Ao se aproximar do fim de seu primeiro ano no cargo, o compromisso de Claudia Sheinbaum com a geração de energia limpa no México seguiu firme.
A presidente prometeu tornar a energia renovável um dos pilares de seu governo, aproveitando os vastos recursos solares e eólicos do país para torná-lo um dos líderes regionais em energia limpa.
Os planos de Sheinbaum demonstram um afastamento das políticas energéticas de seu antecessor e padrinho político, Andrés Manuel López Obrador, que se concentrou em aumentar a produção da estatal petrolífera Pemex. A administração anterior desacelerou iniciativas renováveis, congelando o processo de licenciamento de novos projetos.

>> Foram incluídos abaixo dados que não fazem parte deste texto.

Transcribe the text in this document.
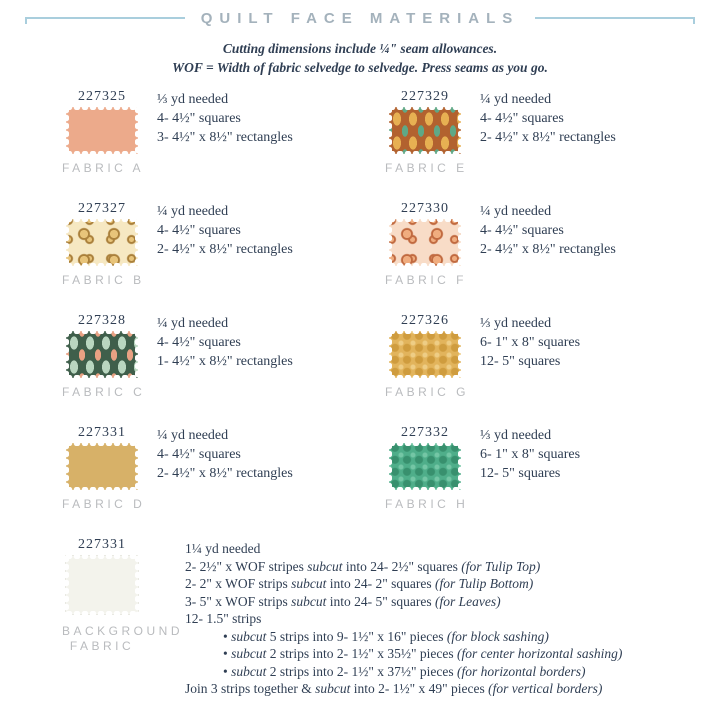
QUILT FACE MATERIALS
Cutting dimensions include ¼" seam allowances.
WOF = Width of fabric selvedge to selvedge. Press seams as you go.
227325
FABRIC A
⅓ yd needed
4- 4½" squares
3- 4½" x 8½" rectangles
227327
FABRIC B
¼ yd needed
4- 4½" squares
2- 4½" x 8½" rectangles
227328
FABRIC C
¼ yd needed
4- 4½" squares
1- 4½" x 8½" rectangles
227331
FABRIC D
¼ yd needed
4- 4½" squares
2- 4½" x 8½" rectangles
227329
FABRIC E
¼ yd needed
4- 4½" squares
2- 4½" x 8½" rectangles
227330
FABRIC F
¼ yd needed
4- 4½" squares
2- 4½" x 8½" rectangles
227326
FABRIC G
⅓ yd needed
6- 1" x 8" squares
12- 5" squares
227332
FABRIC H
⅓ yd needed
6- 1" x 8" squares
12- 5" squares
227331
BACKGROUND
FABRIC
1¼ yd needed
2- 2½" x WOF stripes subcut into 24- 2½" squares (for Tulip Top)
2- 2" x WOF strips subcut into 24- 2" squares (for Tulip Bottom)
3- 5" x WOF strips subcut into 24- 5" squares (for Leaves)
12- 1.5" strips
• subcut 5 strips into 9- 1½" x 16" pieces (for block sashing)
• subcut 2 strips into 2- 1½" x 35½" pieces (for center horizontal sashing)
• subcut 2 strips into 2- 1½" x 37½" pieces (for horizontal borders)
Join 3 strips together & subcut into 2- 1½" x 49" pieces (for vertical borders)
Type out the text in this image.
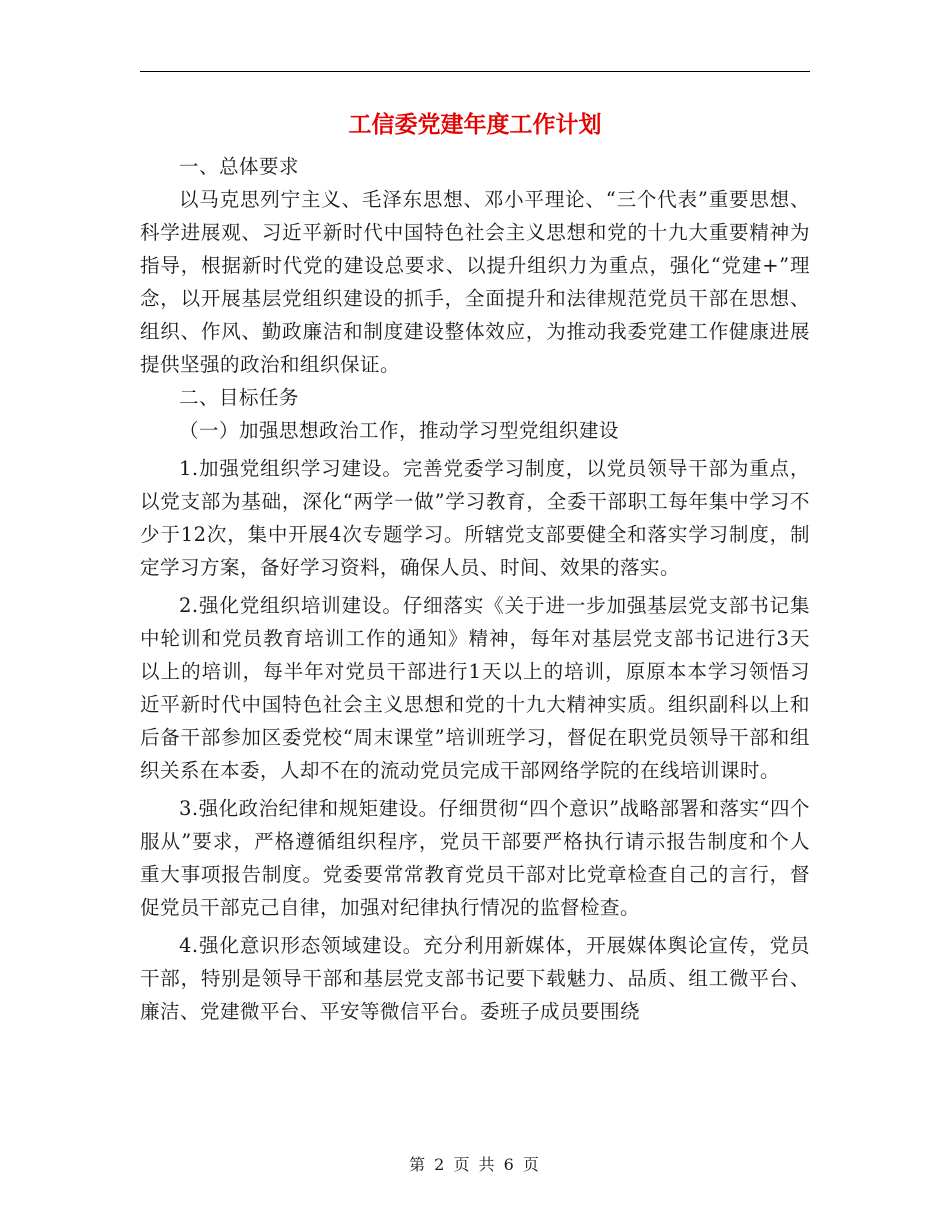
工信委党建年度工作计划

一、总体要求

以马克思列宁主义、毛泽东思想、邓小平理论、“三个代表”重要思想、科学进展观、习近平新时代中国特色社会主义思想和党的十九大重要精神为指导，根据新时代党的建设总要求、以提升组织力为重点，强化“党建+”理念，以开展基层党组织建设的抓手，全面提升和法律规范党员干部在思想、组织、作风、勤政廉洁和制度建设整体效应，为推动我委党建工作健康进展提供坚强的政治和组织保证。

二、目标任务

（一）加强思想政治工作，推动学习型党组织建设

1.加强党组织学习建设。完善党委学习制度，以党员领导干部为重点，以党支部为基础，深化“两学一做”学习教育，全委干部职工每年集中学习不少于12次，集中开展4次专题学习。所辖党支部要健全和落实学习制度，制定学习方案，备好学习资料，确保人员、时间、效果的落实。

2.强化党组织培训建设。仔细落实《关于进一步加强基层党支部书记集中轮训和党员教育培训工作的通知》精神，每年对基层党支部书记进行3天以上的培训，每半年对党员干部进行1天以上的培训，原原本本学习领悟习近平新时代中国特色社会主义思想和党的十九大精神实质。组织副科以上和后备干部参加区委党校“周末课堂”培训班学习，督促在职党员领导干部和组织关系在本委，人却不在的流动党员完成干部网络学院的在线培训课时。

3.强化政治纪律和规矩建设。仔细贯彻“四个意识”战略部署和落实“四个服从”要求，严格遵循组织程序，党员干部要严格执行请示报告制度和个人重大事项报告制度。党委要常常教育党员干部对比党章检查自己的言行，督促党员干部克己自律，加强对纪律执行情况的监督检查。

4.强化意识形态领域建设。充分利用新媒体，开展媒体舆论宣传，党员干部，特别是领导干部和基层党支部书记要下载魅力、品质、组工微平台、廉洁、党建微平台、平安等微信平台。委班子成员要围绕

第 2 页 共 6 页
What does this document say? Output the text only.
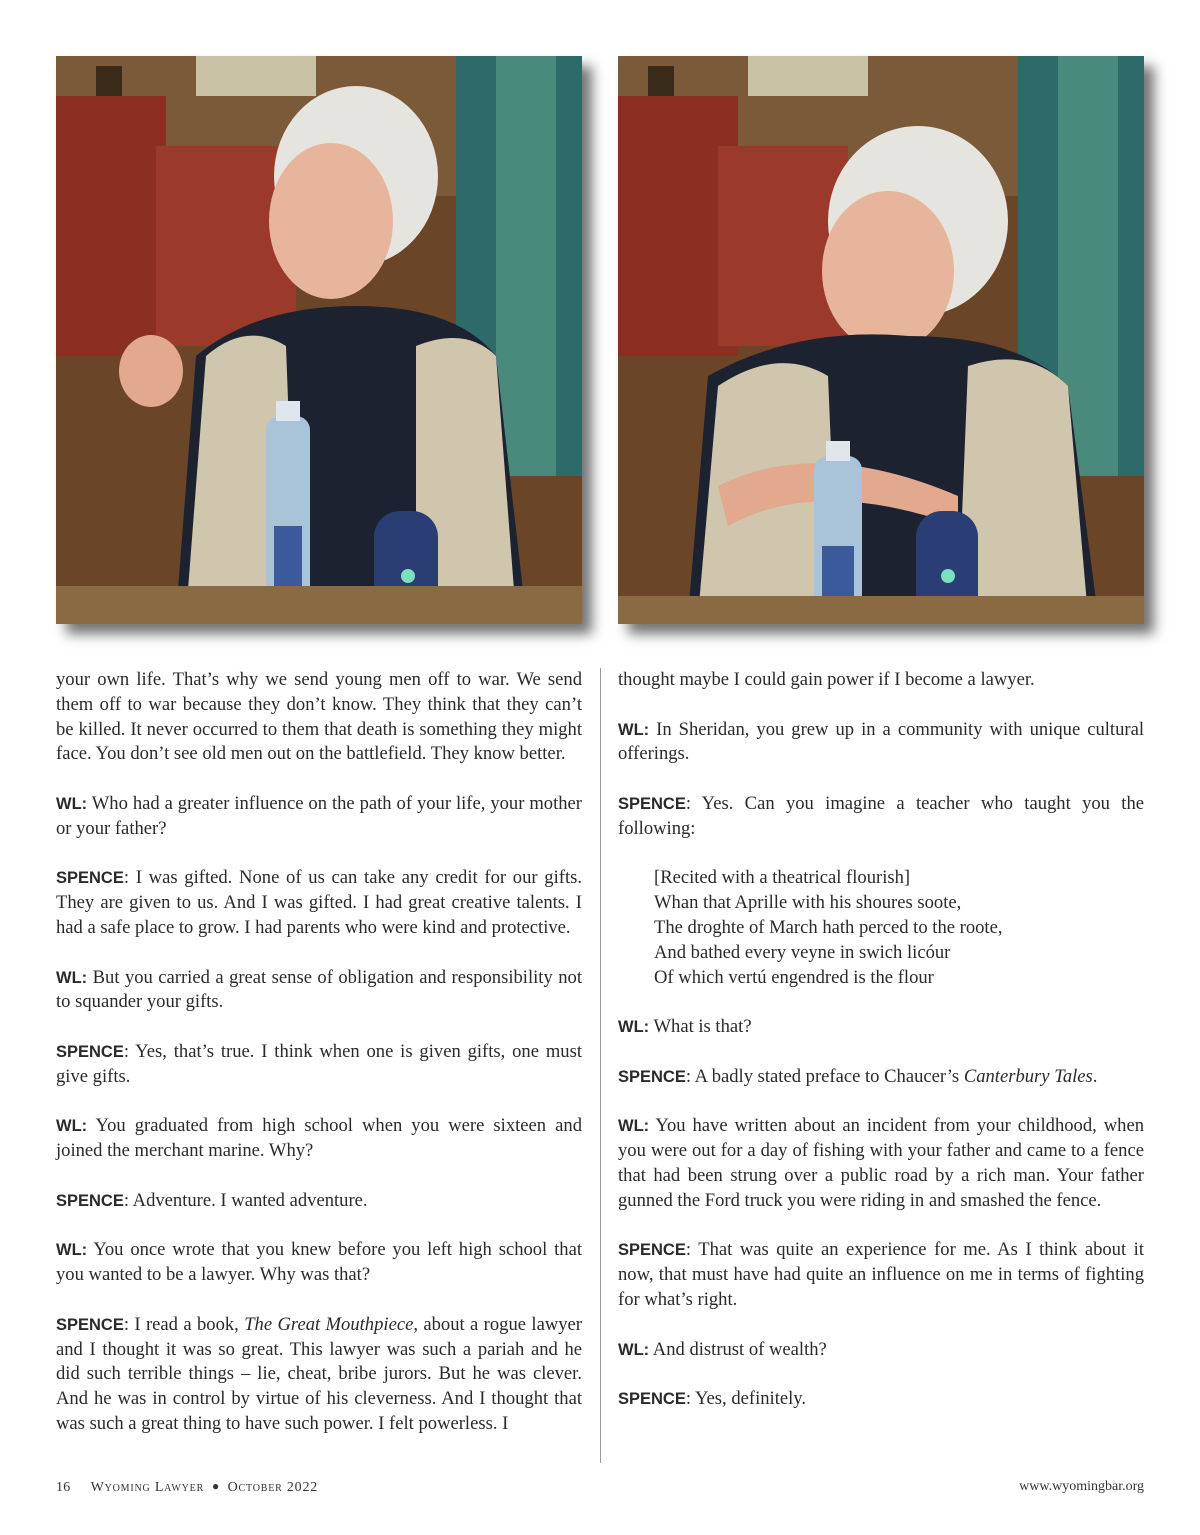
your own life. That’s why we send young men off to war. We send them off to war because they don’t know. They think that they can’t be killed. It never occurred to them that death is something they might face. You don’t see old men out on the battlefield. They know better.

WL: Who had a greater influence on the path of your life, your mother or your father?

SPENCE: I was gifted. None of us can take any credit for our gifts. They are given to us. And I was gifted. I had great creative talents. I had a safe place to grow. I had parents who were kind and protective.

WL: But you carried a great sense of obligation and responsibility not to squander your gifts.

SPENCE: Yes, that’s true. I think when one is given gifts, one must give gifts.

WL: You graduated from high school when you were sixteen and joined the merchant marine. Why?

SPENCE: Adventure. I wanted adventure.

WL: You once wrote that you knew before you left high school that you wanted to be a lawyer. Why was that?

SPENCE: I read a book, The Great Mouthpiece, about a rogue lawyer and I thought it was so great. This lawyer was such a pariah and he did such terrible things – lie, cheat, bribe jurors. But he was clever. And he was in control by virtue of his cleverness. And I thought that was such a great thing to have such power. I felt powerless. I

thought maybe I could gain power if I become a lawyer.

WL: In Sheridan, you grew up in a community with unique cultural offerings.

SPENCE: Yes. Can you imagine a teacher who taught you the following:

[Recited with a theatrical flourish]
Whan that Aprille with his shoures soote,
The droghte of March hath perced to the roote,
And bathed every veyne in swich licóur
Of which vertú engendred is the flour

WL: What is that?

SPENCE: A badly stated preface to Chaucer’s Canterbury Tales.

WL: You have written about an incident from your childhood, when you were out for a day of fishing with your father and came to a fence that had been strung over a public road by a rich man. Your father gunned the Ford truck you were riding in and smashed the fence.

SPENCE: That was quite an experience for me. As I think about it now, that must have had quite an influence on me in terms of fighting for what’s right.

WL: And distrust of wealth?

SPENCE: Yes, definitely.

16 Wyoming Lawyer ● October 2022	www.wyomingbar.org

“Vamos impulsionar a energia renovável no México”, disse Sheinbaum na cerimônia de posse, em 1º de outubro de 2024. “O objetivo é que, até 2030, 45% da energia do país seja proveniente de fontes renováveis”.
Esses esforços incluíram um amplo pacote de reformas constitucionais, aprovado rapidamente no início do ano graças à maioria governista no Congresso. Esse novo conjunto de leis, publicado em 18 de março, abre as portas para ampliar os investimentos privados em energia limpa.
As novas leis também permitem que produtores privados de eletricidade aumentem a chamada geração distribuída, descentralizando a produção energética. E, em mais uma guinada em relação à gestão de López Obrador, foi ampliada a quantidade de energia autogerada que os projetos podem utilizar no local de produção, passando de 0,7 para 20 megawatts.
Essas mudanças foram elogiadas por representantes do setor, que consideram as novas leis benéficas para os pequenos geradores de energia. A nova legislação permite que empresas privadas criem usinas para abastecer suas operações com eletricidade limpa, seja de forma independente ou em parceria com companhias de energia.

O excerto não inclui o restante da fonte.